The second night we were packed in tight again but this time I had my dance spot staked out ahead of time. I found out later that after Friday’s show, the wait staff were told on Saturday to make sure not to get in the way of people who were dancing. Pretty cool stance for the venue to take, considering we were dancing in the only area where they could move around carrying bottles and glasses of wine.

On Saturday I brought my sister along with me. The woman sitting to my sister’s left introduced herself and said she came from an extended family of Poi fans and they’d all flown in from across the country for this show. She proceeded to tell us that her brother had passed away about two years ago and they had hired Frank (Orrall, leader of the band) to come and play on their deck as a kind of memorial service. She introduced us to her husband, then her brother who’d come from Los Angeles, a sister up from Georgia, another sister from I don’t remember where, her parents were a few tables over and her brother’s widow was with them. She’d come down from upstate New York. Aside from Frank playing on their deck, this was her first real Poi show.
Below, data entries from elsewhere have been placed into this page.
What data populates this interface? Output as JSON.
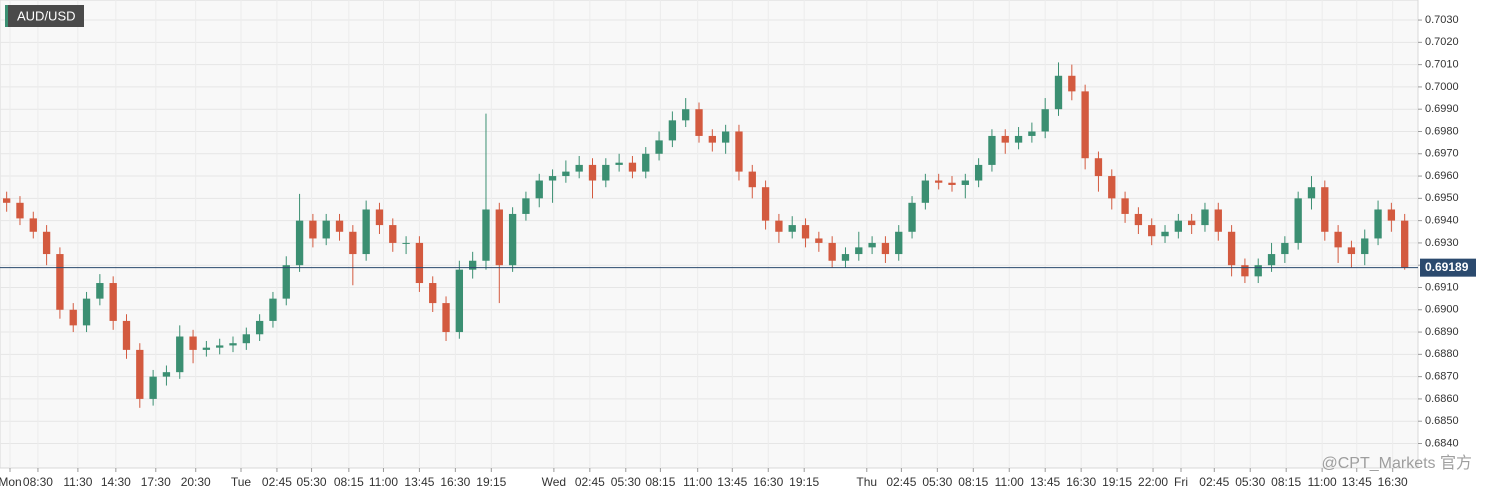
{
  "chart_data": {
    "type": "candlestick",
    "title": "AUD/USD",
    "up_color": "#3b8f72",
    "down_color": "#d35a3f",
    "grid": true,
    "last_price": 0.69189,
    "last_price_color": "#2b4a6e",
    "watermark": "@CPT_Markets 官方",
    "xlim": [
      0,
      106.5
    ],
    "ylim": [
      0.6829,
      0.7039
    ],
    "yticks": [
      {
        "value": 0.684,
        "label": "0.6840"
      },
      {
        "value": 0.685,
        "label": "0.6850"
      },
      {
        "value": 0.686,
        "label": "0.6860"
      },
      {
        "value": 0.687,
        "label": "0.6870"
      },
      {
        "value": 0.688,
        "label": "0.6880"
      },
      {
        "value": 0.689,
        "label": "0.6890"
      },
      {
        "value": 0.69,
        "label": "0.6900"
      },
      {
        "value": 0.691,
        "label": "0.6910"
      },
      {
        "value": 0.692,
        "label": "0.6920"
      },
      {
        "value": 0.693,
        "label": "0.6930"
      },
      {
        "value": 0.694,
        "label": "0.6940"
      },
      {
        "value": 0.695,
        "label": "0.6950"
      },
      {
        "value": 0.696,
        "label": "0.6960"
      },
      {
        "value": 0.697,
        "label": "0.6970"
      },
      {
        "value": 0.698,
        "label": "0.6980"
      },
      {
        "value": 0.699,
        "label": "0.6990"
      },
      {
        "value": 0.7,
        "label": "0.7000"
      },
      {
        "value": 0.701,
        "label": "0.7010"
      },
      {
        "value": 0.702,
        "label": "0.7020"
      },
      {
        "value": 0.703,
        "label": "0.7030"
      }
    ],
    "xticks": [
      {
        "value": 0.75,
        "label": "Mon"
      },
      {
        "value": 2.85,
        "label": "08:30"
      },
      {
        "value": 5.85,
        "label": "11:30"
      },
      {
        "value": 8.7,
        "label": "14:30"
      },
      {
        "value": 11.7,
        "label": "17:30"
      },
      {
        "value": 14.7,
        "label": "20:30"
      },
      {
        "value": 18.1,
        "label": "Tue"
      },
      {
        "value": 20.8,
        "label": "02:45"
      },
      {
        "value": 23.4,
        "label": "05:30"
      },
      {
        "value": 26.2,
        "label": "08:15"
      },
      {
        "value": 28.8,
        "label": "11:00"
      },
      {
        "value": 31.5,
        "label": "13:45"
      },
      {
        "value": 34.2,
        "label": "16:30"
      },
      {
        "value": 36.9,
        "label": "19:15"
      },
      {
        "value": 41.6,
        "label": "Wed"
      },
      {
        "value": 44.3,
        "label": "02:45"
      },
      {
        "value": 47,
        "label": "05:30"
      },
      {
        "value": 49.6,
        "label": "08:15"
      },
      {
        "value": 52.4,
        "label": "11:00"
      },
      {
        "value": 55,
        "label": "13:45"
      },
      {
        "value": 57.7,
        "label": "16:30"
      },
      {
        "value": 60.4,
        "label": "19:15"
      },
      {
        "value": 65.1,
        "label": "Thu"
      },
      {
        "value": 67.7,
        "label": "02:45"
      },
      {
        "value": 70.4,
        "label": "05:30"
      },
      {
        "value": 73.1,
        "label": "08:15"
      },
      {
        "value": 75.8,
        "label": "11:00"
      },
      {
        "value": 78.5,
        "label": "13:45"
      },
      {
        "value": 81.2,
        "label": "16:30"
      },
      {
        "value": 83.9,
        "label": "19:15"
      },
      {
        "value": 86.6,
        "label": "22:00"
      },
      {
        "value": 88.7,
        "label": "Fri"
      },
      {
        "value": 91.2,
        "label": "02:45"
      },
      {
        "value": 93.9,
        "label": "05:30"
      },
      {
        "value": 96.6,
        "label": "08:15"
      },
      {
        "value": 99.3,
        "label": "11:00"
      },
      {
        "value": 101.9,
        "label": "13:45"
      },
      {
        "value": 104.6,
        "label": "16:30"
      }
    ],
    "open": [
      0.695,
      0.6948,
      0.6941,
      0.6935,
      0.6925,
      0.69,
      0.6893,
      0.6905,
      0.6912,
      0.6895,
      0.6882,
      0.686,
      0.687,
      0.6872,
      0.6888,
      0.6882,
      0.6883,
      0.6884,
      0.6885,
      0.6889,
      0.6895,
      0.6905,
      0.692,
      0.694,
      0.6932,
      0.694,
      0.6935,
      0.6925,
      0.6945,
      0.6938,
      0.693,
      0.693,
      0.6912,
      0.6903,
      0.689,
      0.6918,
      0.6922,
      0.6945,
      0.692,
      0.6943,
      0.695,
      0.6958,
      0.696,
      0.6962,
      0.6965,
      0.6958,
      0.6965,
      0.6966,
      0.6962,
      0.697,
      0.6976,
      0.6985,
      0.699,
      0.6978,
      0.6975,
      0.698,
      0.6962,
      0.6955,
      0.694,
      0.6935,
      0.6938,
      0.6932,
      0.693,
      0.6922,
      0.6925,
      0.6928,
      0.693,
      0.6925,
      0.6935,
      0.6948,
      0.6958,
      0.6957,
      0.6956,
      0.6958,
      0.6965,
      0.6978,
      0.6975,
      0.6978,
      0.698,
      0.699,
      0.7005,
      0.6998,
      0.6968,
      0.696,
      0.695,
      0.6943,
      0.6938,
      0.6933,
      0.6935,
      0.694,
      0.6938,
      0.6945,
      0.6935,
      0.692,
      0.6915,
      0.692,
      0.6925,
      0.693,
      0.695,
      0.6955,
      0.6935,
      0.6928,
      0.6925,
      0.6932,
      0.6945,
      0.694
    ],
    "high": [
      0.6953,
      0.6951,
      0.6944,
      0.6938,
      0.6928,
      0.6903,
      0.6908,
      0.6916,
      0.6915,
      0.6898,
      0.6885,
      0.6873,
      0.6875,
      0.6893,
      0.6891,
      0.6886,
      0.6887,
      0.6888,
      0.6892,
      0.6898,
      0.6908,
      0.6924,
      0.6952,
      0.6943,
      0.6943,
      0.6943,
      0.6938,
      0.6949,
      0.6948,
      0.6941,
      0.6933,
      0.6933,
      0.6915,
      0.6906,
      0.6922,
      0.6926,
      0.6988,
      0.6948,
      0.6946,
      0.6953,
      0.6961,
      0.6963,
      0.6967,
      0.6969,
      0.6968,
      0.6968,
      0.697,
      0.6969,
      0.6973,
      0.698,
      0.6989,
      0.6995,
      0.6993,
      0.6981,
      0.6983,
      0.6983,
      0.6965,
      0.6958,
      0.6943,
      0.6942,
      0.6941,
      0.6935,
      0.6933,
      0.6928,
      0.6935,
      0.6933,
      0.6933,
      0.6938,
      0.6951,
      0.6961,
      0.6961,
      0.696,
      0.6961,
      0.6968,
      0.6981,
      0.6981,
      0.6982,
      0.6984,
      0.6995,
      0.7011,
      0.701,
      0.7001,
      0.6971,
      0.6963,
      0.6953,
      0.6946,
      0.6941,
      0.6938,
      0.6943,
      0.6943,
      0.6948,
      0.6948,
      0.6938,
      0.6923,
      0.6923,
      0.693,
      0.6933,
      0.6953,
      0.696,
      0.6958,
      0.6938,
      0.6931,
      0.6936,
      0.6949,
      0.6948,
      0.6943
    ],
    "low": [
      0.6944,
      0.6938,
      0.6932,
      0.692,
      0.6896,
      0.689,
      0.689,
      0.6902,
      0.6891,
      0.6878,
      0.6856,
      0.6857,
      0.6866,
      0.6869,
      0.6876,
      0.6879,
      0.688,
      0.6881,
      0.6882,
      0.6886,
      0.6892,
      0.6902,
      0.6917,
      0.6928,
      0.6929,
      0.6931,
      0.6911,
      0.6922,
      0.6934,
      0.6926,
      0.6925,
      0.6908,
      0.6899,
      0.6886,
      0.6887,
      0.6914,
      0.6918,
      0.6903,
      0.6917,
      0.694,
      0.6946,
      0.6948,
      0.6957,
      0.6959,
      0.695,
      0.6955,
      0.6962,
      0.6959,
      0.6959,
      0.6967,
      0.6973,
      0.6982,
      0.6975,
      0.6971,
      0.697,
      0.6958,
      0.695,
      0.6936,
      0.693,
      0.6932,
      0.6928,
      0.6926,
      0.6919,
      0.6919,
      0.6922,
      0.6925,
      0.6921,
      0.6922,
      0.6932,
      0.6945,
      0.6954,
      0.6953,
      0.695,
      0.6955,
      0.6962,
      0.697,
      0.6972,
      0.6975,
      0.6977,
      0.6987,
      0.6994,
      0.6963,
      0.6953,
      0.6945,
      0.6939,
      0.6934,
      0.6929,
      0.693,
      0.6932,
      0.6934,
      0.6935,
      0.6931,
      0.6915,
      0.6912,
      0.6912,
      0.6917,
      0.6921,
      0.6927,
      0.6945,
      0.6931,
      0.6921,
      0.6919,
      0.692,
      0.6929,
      0.6935,
      0.6918
    ],
    "close": [
      0.6948,
      0.6941,
      0.6935,
      0.6925,
      0.69,
      0.6893,
      0.6905,
      0.6912,
      0.6895,
      0.6882,
      0.686,
      0.687,
      0.6872,
      0.6888,
      0.6882,
      0.6883,
      0.6884,
      0.6885,
      0.6889,
      0.6895,
      0.6905,
      0.692,
      0.694,
      0.6932,
      0.694,
      0.6935,
      0.6925,
      0.6945,
      0.6938,
      0.693,
      0.693,
      0.6912,
      0.6903,
      0.689,
      0.6918,
      0.6922,
      0.6945,
      0.692,
      0.6943,
      0.695,
      0.6958,
      0.696,
      0.6962,
      0.6965,
      0.6958,
      0.6965,
      0.6966,
      0.6962,
      0.697,
      0.6976,
      0.6985,
      0.699,
      0.6978,
      0.6975,
      0.698,
      0.6962,
      0.6955,
      0.694,
      0.6935,
      0.6938,
      0.6932,
      0.693,
      0.6922,
      0.6925,
      0.6928,
      0.693,
      0.6925,
      0.6935,
      0.6948,
      0.6958,
      0.6957,
      0.6956,
      0.6958,
      0.6965,
      0.6978,
      0.6975,
      0.6978,
      0.698,
      0.699,
      0.7005,
      0.6998,
      0.6968,
      0.696,
      0.695,
      0.6943,
      0.6938,
      0.6933,
      0.6935,
      0.694,
      0.6938,
      0.6945,
      0.6935,
      0.692,
      0.6915,
      0.692,
      0.6925,
      0.693,
      0.695,
      0.6955,
      0.6935,
      0.6928,
      0.6925,
      0.6932,
      0.6945,
      0.694,
      0.6919
    ]
  }
}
I have to say, I got choked up about this whole scene before the show even began. There are several songs that Frank has written that address death and dying, but always in a positive light somehow. It didn’t surprise me that they had asked Frank to come and play for them; my funeral playlist starts with a Poi song too. But it’s more than that. He has this magnetic quality, this positive energy that creates the kind of devotion that brings people in from all over for a Poi show. That keeps us coming back two or three nights in a row, even after six or seven year absences. It’s not readily captured in video or audio because it’s missing the interaction with the other band members and the audience. In real life however, on several occasions, I’ve watched people at their first Poi show just fall under the spell that’s been cast in the room. It isn’t like you’re blown away, it’s more like you’re lifted up. You feel lighter.

wpid-wp-1425401204988.jpeg

L-R, Ron Hall, Frank Orrall, John Nelson, Susan Voelz.

One of the woman’s party said Frank knew they were all there. Shortly after that the band came on stage and Frank said, “This is for our brother, Jamie,” the woman’s brother, and they played that same song that leads off my funeral playlist. It’s a lovely, quiet instrumental song and, this family, I really couldn’t look at them or I was going to lose it.

The setlist varied, though they started off in a similar older to newer, slower to faster song progression. This time I didn’t wait as long to move to my dance spot. More people were already up dancing than the previous night. The woman we’d been talking to came over and joined me. Then my sister and her sisters. At one point my sister asked to borrow my phone to take a picture, not of the band but of the audience up dancing. She said she’d been to the City Winery a dozen times before and had never seen that many people up dancing. By the end of the night the whole place was up dancing. It was a first for the City Winery.

I couldn’t have been happier. I was happy for them that the shows were such a success. I was happy for the woman and her family who so clearly enjoyed the show and I know just the kind of cathartic release this was for them. I was happy that I’d been able to see one of my favorite live bands and dance and bask in that glow after so many years.

Last week I remembered that the Amazon music app on my phone has any CD I ever purchased through the site available to stream for free. I’d bought their album “7” when it came out in 2008 through Amazon so I fired up my phone-Bluetooth-radio set up in the car and hit play. As I drove home it started to snow, and I didn’t even care. Nothing was going to wipe that smile off my face.